J'aime quand les maisons d'édition exhument des romans tombés plus ou moins dans l'oubli, d'auteurs qui le sont tout autant. C'est le cas de ce polar américain sorti en 1964, et ça valait le coup.
Toussaint Moore reprend du service comme détective privé, il a besoin d'argent pour accueillir son premier enfant. Il est envoyé au Mexique auprès d'une jeune veuve qui veut prouver que son mari, journaliste d'investigation, a été assassiné par le célèbre matador qui torée sous le nom d'el Indio.
L'intrigue est très habilement construite, l'enquête se révélant bien plus périlleuse et éprouvante que prévue, d'autant que Toussaint ne parle pas espagnol, n'a aucun statut légal au Mexique ni contact. Tout en disséminant de nombreuses scènes d'actions portées par un rythme vif et une écriture très visuelle,
Ed Lacy prend le temps de poser ses personnages en leur apportant un supplément d'âme grâce à une caractérisation soignée : Toussaint est très attachant, puissant colosse animé par une réelle éthique et une sensibilité qui le tourmente lorsqu'il pense à son rôle de futur père ; mais aussi les deux personnages féminins très réussies qui renversent les clichés de la femme fatale, chacune à leur manière.
Ed Lacy est un auteur au profil atypique, de son vrai nom Leonard Zinberg ( 1911-1968 ) : juif communiste marié à une Afro-américaine, vivant à Harlem, progressiste, militant des droits civiques, victime du maccarthysme.
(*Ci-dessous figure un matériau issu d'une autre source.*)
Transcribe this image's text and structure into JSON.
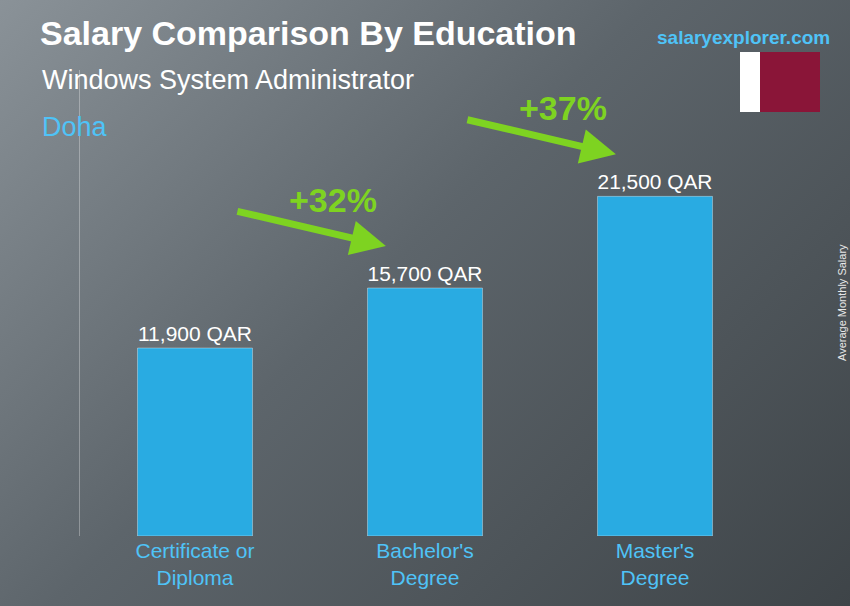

Son Toussaint Moore est le premier détective privé noir, forcément il détonne parmi ses collègues blancs de littérature. Une façon pour l'auteur d'aller plus loin dans la critique sociale et politique, au plus près de l'essence même du roman noir.
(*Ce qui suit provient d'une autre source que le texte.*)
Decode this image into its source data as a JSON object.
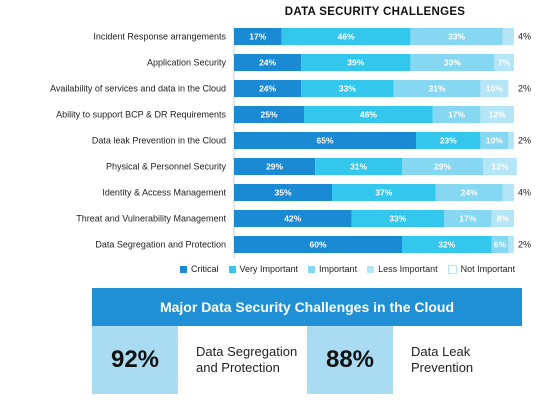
{
  "chart_data": {
    "type": "bar",
    "orientation": "horizontal",
    "stacked": true,
    "title": "DATA SECURITY CHALLENGES",
    "categories": [
      "Incident Response arrangements",
      "Application Security",
      "Availability of services and data in the Cloud",
      "Ability to support BCP & DR Requirements",
      "Data leak Prevention in the Cloud",
      "Physical & Personnel Security",
      "Identity & Access Management",
      "Threat and Vulnerability Management",
      "Data Segregation and Protection"
    ],
    "series": [
      {
        "name": "Critical",
        "color": "#1a8ad4",
        "values": [
          17,
          24,
          24,
          25,
          65,
          29,
          35,
          42,
          60
        ]
      },
      {
        "name": "Very Important",
        "color": "#34c7ee",
        "values": [
          46,
          39,
          33,
          46,
          23,
          31,
          37,
          33,
          32
        ]
      },
      {
        "name": "Important",
        "color": "#86d7f2",
        "values": [
          33,
          30,
          31,
          17,
          10,
          29,
          24,
          17,
          6
        ]
      },
      {
        "name": "Less Important",
        "color": "#b5e6f7",
        "values": [
          4,
          7,
          10,
          12,
          2,
          12,
          4,
          8,
          2
        ]
      },
      {
        "name": "Not Important",
        "color": "#ffffff",
        "values": [
          0,
          0,
          2,
          0,
          0,
          0,
          0,
          0,
          0
        ]
      }
    ],
    "segment_labels": [
      [
        "17%",
        "46%",
        "33%",
        ""
      ],
      [
        "24%",
        "39%",
        "30%",
        "7%"
      ],
      [
        "24%",
        "33%",
        "31%",
        "10%"
      ],
      [
        "25%",
        "46%",
        "17%",
        "12%"
      ],
      [
        "65%",
        "23%",
        "10%",
        ""
      ],
      [
        "29%",
        "31%",
        "29%",
        "12%"
      ],
      [
        "35%",
        "37%",
        "24%",
        ""
      ],
      [
        "42%",
        "33%",
        "17%",
        "8%"
      ],
      [
        "60%",
        "32%",
        "6%",
        ""
      ]
    ],
    "outside_labels": [
      "4%",
      "",
      "2%",
      "",
      "2%",
      "",
      "4%",
      "",
      "2%"
    ],
    "xlim": [
      0,
      100
    ],
    "legend_position": "bottom"
  },
  "panel": {
    "title": "Major Data Security Challenges in the Cloud",
    "stats": [
      {
        "pct": "92%",
        "label_line1": "Data Segregation",
        "label_line2": "and Protection"
      },
      {
        "pct": "88%",
        "label_line1": "Data Leak",
        "label_line2": "Prevention"
      }
    ]
  }
}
Il est ainsi très intéressant de voir comment Toussaint s'adapte à un pays étranger comme le Mexique, pays qui n'a pas connu la ségrégation, et qui dans sa description, ne fait jamais carte postale, l'auteur ne jouant jamais sur un exotisme de pacotille. Voici ce que lui dit un compatriote noir rencontré à son arrivée :
« Il y a une sorte de système de castes fondé sur la couleur, les descendants des envahisseurs espagnols, les Blancs, dominant ceux d'ascendance indienne. Naturellement, les Espagnols, en partie Maures bien avant d'avoir entendu parler du Mexique, avaient un teint plus que café au lait. Pas vraiment les salades à la
Jésus Christ. Une barrière par le fric : pour la faire courte, peu d'Indiens, ou de métis, ont assez de pognon pour fréquenter des endroits agréables. Pour autant, ils sont corrects. Ironiquement, on nous met dans le même sac que les touristes blanchots et on nous classe dans la catégorie des gringos détestés. En tant que touristes, vous n'avez rien à craindre. Si vous allez jusqu'à Acapulco, vous y trouverez des peaux plus noires : les pirates ont essayé d'importer de nos ancêtres africains comme esclaves mais ça n'a pas marché. »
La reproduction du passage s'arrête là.